December 08, 2017

Christmas is bad for workers’ productivity

Christmas is bad for workers’ productivity

Over 60% of employees are mentally distracted from their jobs by Christmas as early as mid-December, according to a new study from HR data analysis company Peakon.

Peakon’s survey questioned more than 2,000 workers in the UK about their work habits in the run up to the holiday season. Approximately six in ten admitted their productivity noticeably declines in the week before Christmas, which suggests workplace efficiency will start to falter on December 18. One-third of workers said they check out because of the natural decline in activity that many businesses experience as the holidays approach. 

However, four in ten people are online shopping instead of working, while one-third are planning Christmas day or their holiday break. Perhaps more alarmingly, 16% admitted to drinking on the job. 

Dan Rogers, the co-founder of Peakon, told CBS News that although this information was gathered from UK workers, it was likely American peers would be similarly distracted, “particularly with Thanksgiving having just been and gone.”

Those between the ages of 25 and 34—millennials—are the most likely to be overwhelmed by holiday planning. They’re also the most likely to get distracted by workplace festivities.
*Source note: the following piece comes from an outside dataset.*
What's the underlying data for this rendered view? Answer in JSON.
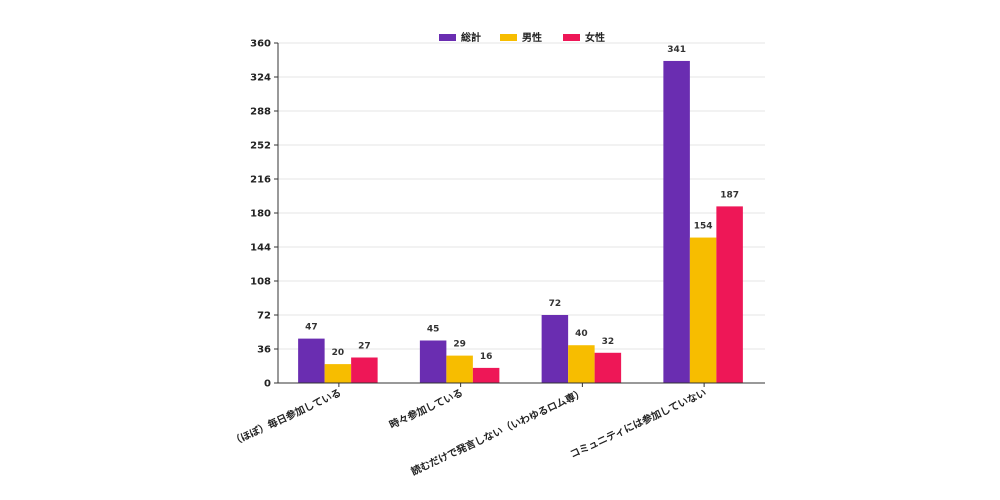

To counteract this, Peakon recommends companies hold their office parties later in December, since an early office party could signal to workers that they can wind down after the big event.   

Rogers believes that, "If you look after the well-being of your team, you'll ultimately get the best out of them.” 
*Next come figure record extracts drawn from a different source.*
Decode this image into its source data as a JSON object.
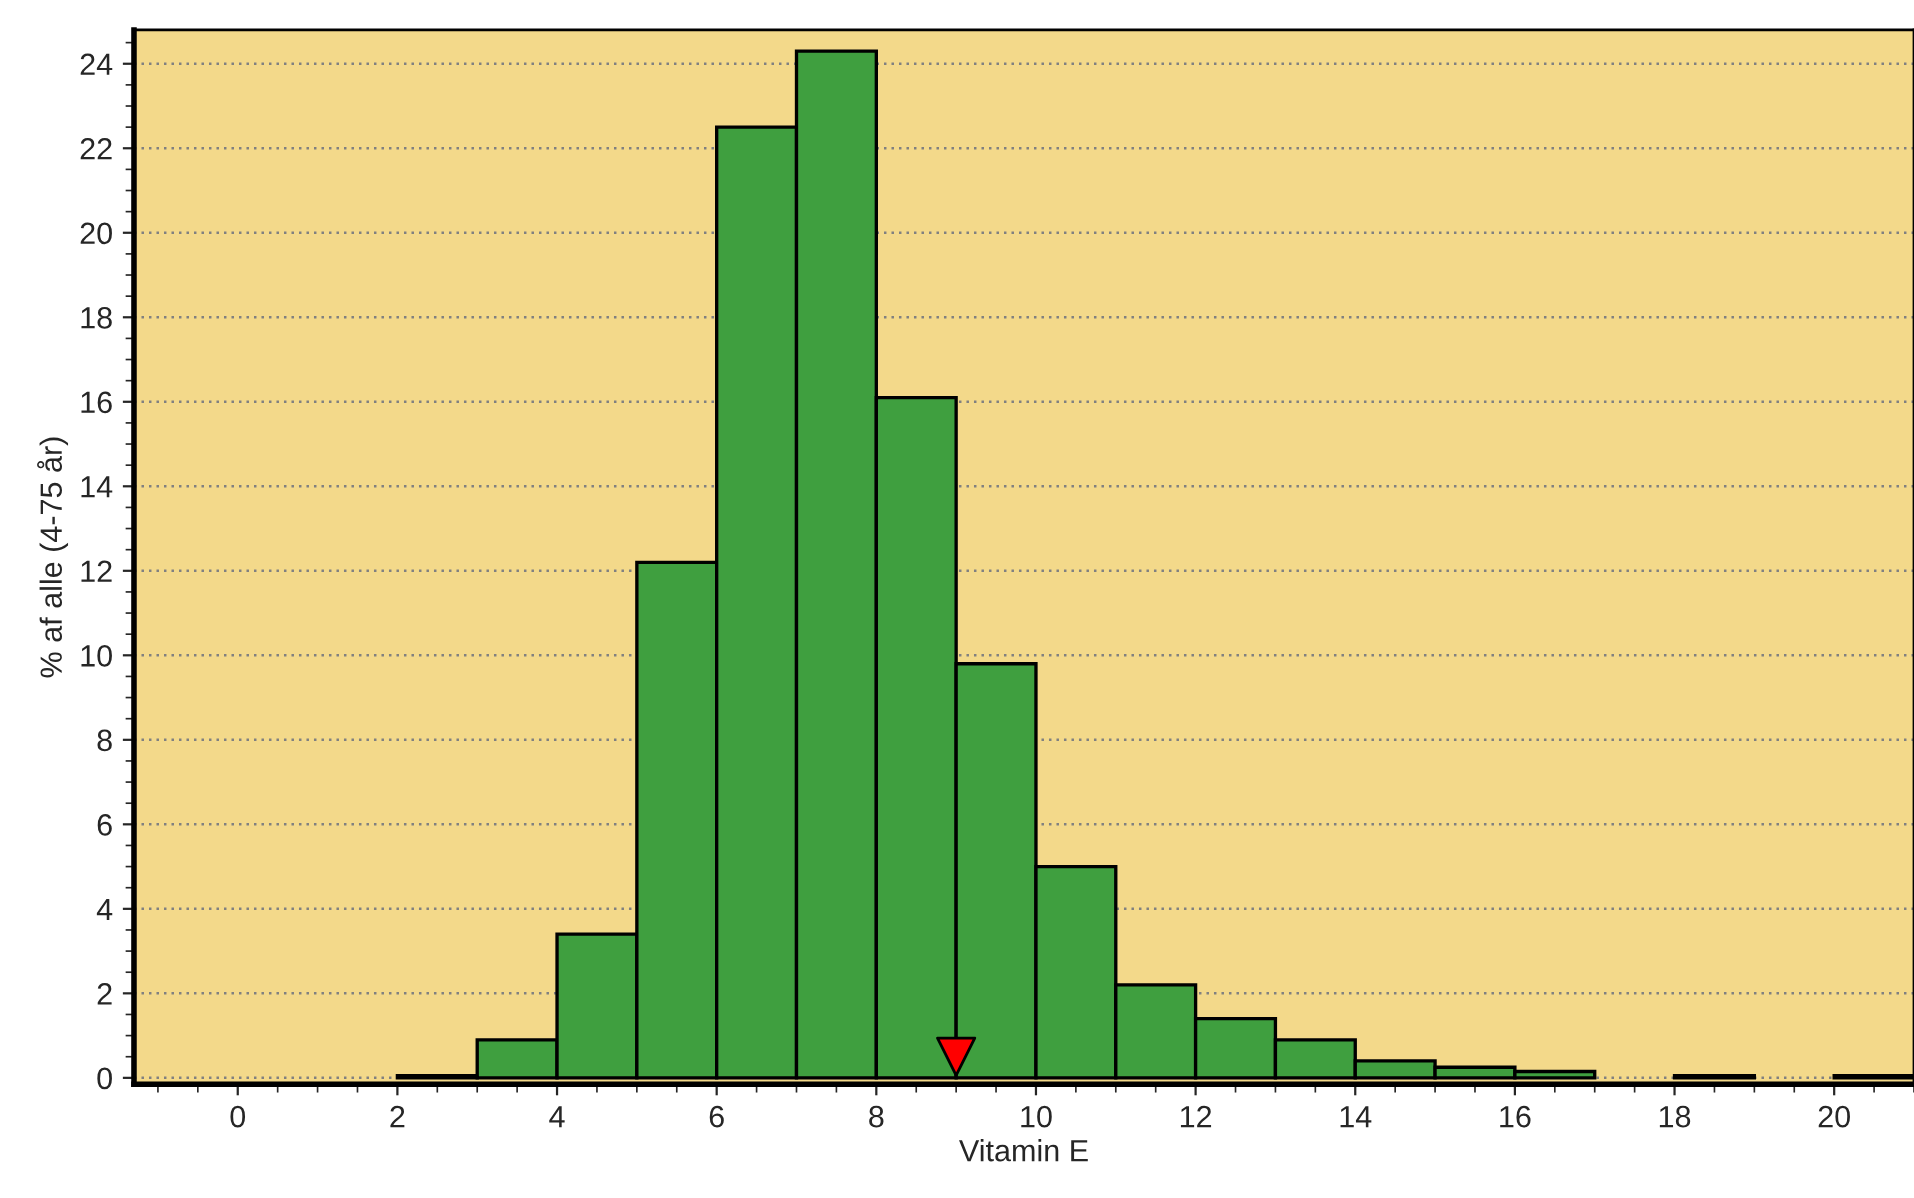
{
  "chart_data": {
    "type": "histogram",
    "xlabel": "Vitamin E",
    "ylabel": "% af alle (4-75 år)",
    "bins": [
      -1,
      0,
      1,
      2,
      3,
      4,
      5,
      6,
      7,
      8,
      9,
      10,
      11,
      12,
      13,
      14,
      15,
      16,
      17,
      18,
      19,
      20,
      21
    ],
    "values": [
      0,
      0,
      0,
      0.05,
      0.9,
      3.4,
      12.2,
      22.5,
      24.3,
      16.1,
      9.8,
      5.0,
      2.2,
      1.4,
      0.9,
      0.4,
      0.25,
      0.15,
      0,
      0.05,
      0,
      0.05
    ],
    "color": "#3f9f3f",
    "series": [
      {
        "type": "scatter",
        "x": [
          9
        ],
        "values": [
          0.5
        ],
        "color": "#ff0000",
        "marker": "triangle"
      }
    ],
    "xlim": [
      -1.3,
      21
    ],
    "ylim": [
      -0.15,
      24.8
    ],
    "xticks": [
      0,
      2,
      4,
      6,
      8,
      10,
      12,
      14,
      16,
      18,
      20
    ],
    "yticks": [
      0,
      2,
      4,
      6,
      8,
      10,
      12,
      14,
      16,
      18,
      20,
      22,
      24
    ],
    "grid": "y"
  }
}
This is a belief reflected by Eugenio Proto in his IZA World of Labor article, “Are happy workers more productive?” Proto explains that “[b]oth a temporary increase in happiness and long-term changes in baseline happiness are associated with greater productivity…Happiness seems to motivate greater effort, increasing output without affecting its quality and thus boosting productivity.” 

An important avenue for future research, Proto feels, is the possibility of self-reinforcing spirals—ones that might even operate at a macroeconomic level—of the effect running from happiness to productivity: “Happiness might lead to greater productivity in an economy, and that might in turn result in greater well-being in the population.”